Chicago Cubs spurn Sammy Sosa as Giants embrace Barry Bonds

(Photo by Ezra Shaw/Getty Images)
(Photo by Ezra Shaw/Getty Images)

Thursday night’s winner-take-all NLDS Game 5 matchup between the Los Angeles Dodgers and the San Francisco Giants certainly lived up to the hype, and the stars were out to see it. While I didn’t see any Chicago Cubs in the stands, one notable person of interest I saw in the crowd was the game’s all-time home run leader, Barry Bonds.

He was sitting in the front row behind home plate, and was acknowledged on the center field jumbotron in the middle of the fifth inning. Bonds currently serves as a Special Advisor to the CEO in San Francisco’s front office.

Any common baseball fan knows the controversy that surrounds the name and career of Bonds. He remains at the forefront of the steroids conversation, though it has never been officially proven or confirmed he ever took steroids. Even though the likes of Mike Piazza, Jeff Bagwell, and Ivan Rodriguez all had varied ties to performance-enhancing substances during their careers, they have all been voted in to the National Baseball Hall of Fame while Bonds is still on the outside looking in. The Giants legend has just one more attempt to get in as this upcoming go-round marks his final year of eligibility.

Even through the talks of steroid use and the negative press that has come to the doorstep, the Giants are clearly committed to stand with the man who put fans in the seats for 22 years, 15 of those in San Francisco. The world is sure that Bonds cheated to get to the top, and many people refuse to acknowledge him as the true “Home Run King,” but he remains and integrated piece and celebrated figure in Giants past, present, and future.

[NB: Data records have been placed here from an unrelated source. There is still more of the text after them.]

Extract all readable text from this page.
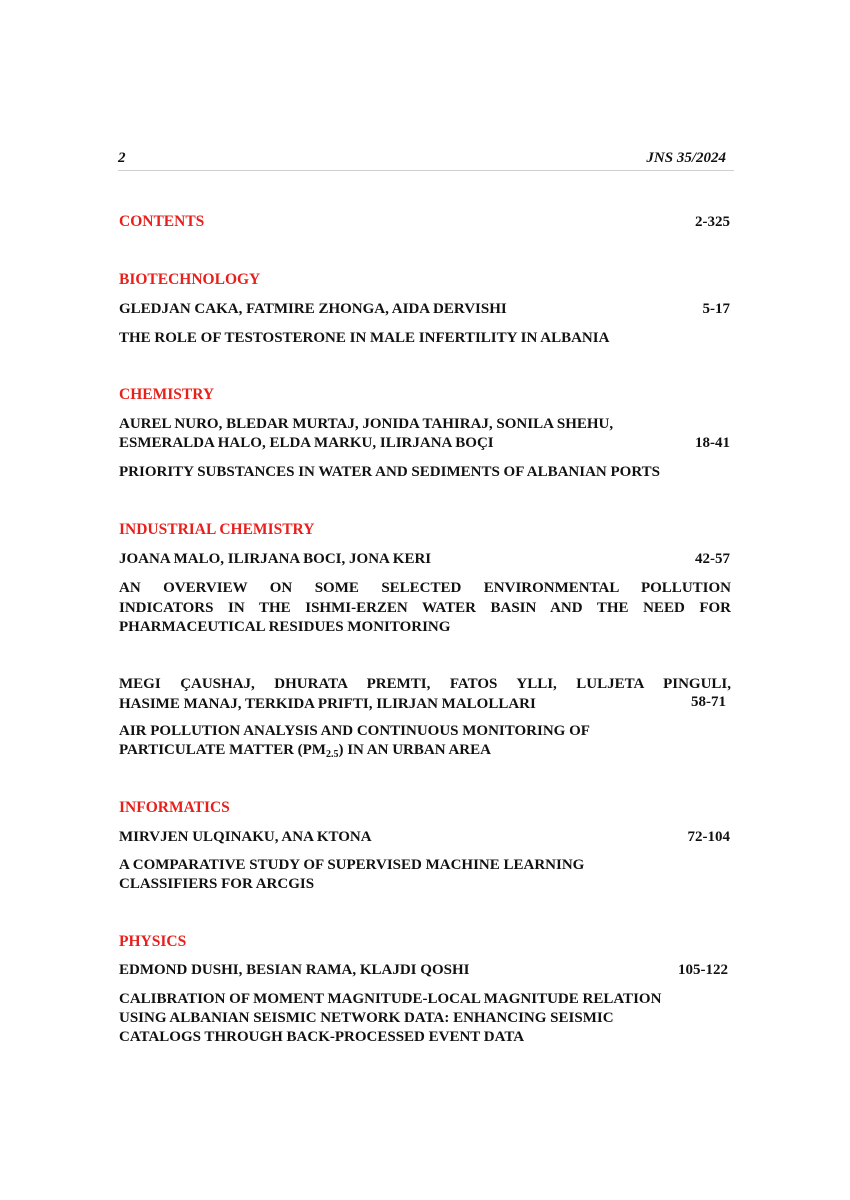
2	JNS 35/2024
CONTENTS	2-325
BIOTECHNOLOGY
GLEDJAN CAKA, FATMIRE ZHONGA, AIDA DERVISHI	5-17
THE ROLE OF TESTOSTERONE IN MALE INFERTILITY IN ALBANIA
CHEMISTRY
AUREL NURO, BLEDAR MURTAJ, JONIDA TAHIRAJ, SONILA SHEHU,
ESMERALDA HALO, ELDA MARKU, ILIRJANA BOÇI	18-41
PRIORITY SUBSTANCES IN WATER AND SEDIMENTS OF ALBANIAN PORTS
INDUSTRIAL CHEMISTRY
JOANA MALO, ILIRJANA BOCI, JONA KERI	42-57
AN OVERVIEW ON SOME SELECTED ENVIRONMENTAL POLLUTION
INDICATORS IN THE ISHMI-ERZEN WATER BASIN AND THE NEED FOR
PHARMACEUTICAL RESIDUES MONITORING
MEGI ÇAUSHAJ, DHURATA PREMTI, FATOS YLLI, LULJETA PINGULI,
HASIME MANAJ, TERKIDA PRIFTI, ILIRJAN MALOLLARI	58-71
AIR POLLUTION ANALYSIS AND CONTINUOUS MONITORING OF
PARTICULATE MATTER $(PM_{2.5})$ IN AN URBAN AREA
INFORMATICS
MIRVJEN ULQINAKU, ANA KTONA	72-104
A COMPARATIVE STUDY OF SUPERVISED MACHINE LEARNING
CLASSIFIERS FOR ARCGIS
PHYSICS
EDMOND DUSHI, BESIAN RAMA, KLAJDI QOSHI	105-122
CALIBRATION OF MOMENT MAGNITUDE-LOCAL MAGNITUDE RELATION
USING ALBANIAN SEISMIC NETWORK DATA: ENHANCING SEISMIC
CATALOGS THROUGH BACK-PROCESSED EVENT DATA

On the opposite end of the spectrum, as we sit here today, Sammy Sosa is still not allowed to come home to Wrigley Field. Chicago Cubs Tom Ricketts made it clear that he has no interest or intention on letting the team’s all-time home run leader “redeem himself” by returning to be a part of the Cubs organization. Ricketts said the only way he would even consider such a reunion is if Sosa were to admit to any wrong doing in his career.

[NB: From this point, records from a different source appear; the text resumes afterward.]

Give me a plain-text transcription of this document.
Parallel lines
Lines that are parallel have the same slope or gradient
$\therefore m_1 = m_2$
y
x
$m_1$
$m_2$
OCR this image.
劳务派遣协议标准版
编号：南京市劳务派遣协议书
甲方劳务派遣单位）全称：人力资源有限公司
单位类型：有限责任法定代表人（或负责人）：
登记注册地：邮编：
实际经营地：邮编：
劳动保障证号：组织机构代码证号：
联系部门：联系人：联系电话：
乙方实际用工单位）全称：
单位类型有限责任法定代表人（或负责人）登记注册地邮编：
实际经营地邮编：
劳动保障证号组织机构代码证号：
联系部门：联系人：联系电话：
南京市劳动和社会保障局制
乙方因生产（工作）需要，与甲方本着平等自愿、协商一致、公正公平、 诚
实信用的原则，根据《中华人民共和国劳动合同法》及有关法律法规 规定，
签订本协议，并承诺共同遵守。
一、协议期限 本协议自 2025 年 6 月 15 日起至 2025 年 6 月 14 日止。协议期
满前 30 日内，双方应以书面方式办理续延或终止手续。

I have several thoughts on this, but I’m going to leave it to two main ones. The first is this: why should Sosa have to give any explanation to Ricketts who has only owned the team or had anything to do with the organization since 2009, two years after Sosa played his last game?

The second: shouldn’t Sosa be the one to receive an apology, perhaps even a “thank you,” from the Cubs? Sosa single-handedly put the team back on the map as a competitor in the late 90s, especially in the magical summer of 1998 when he went toe-to-toe with Mark McGwire for the home run crown. He is the reason why many fans in their late twenties to early thirties care about this team at all. He did just as much for the Chicago Cubs as Bonds did for the Giants, and it was in the same vein, quite honestly.

If Bonds can be employed, celebrated, and praised in San Francisco, Chicago should be doing the same for Sosa. Fly 21 on a foul pole and give him a seat at the table.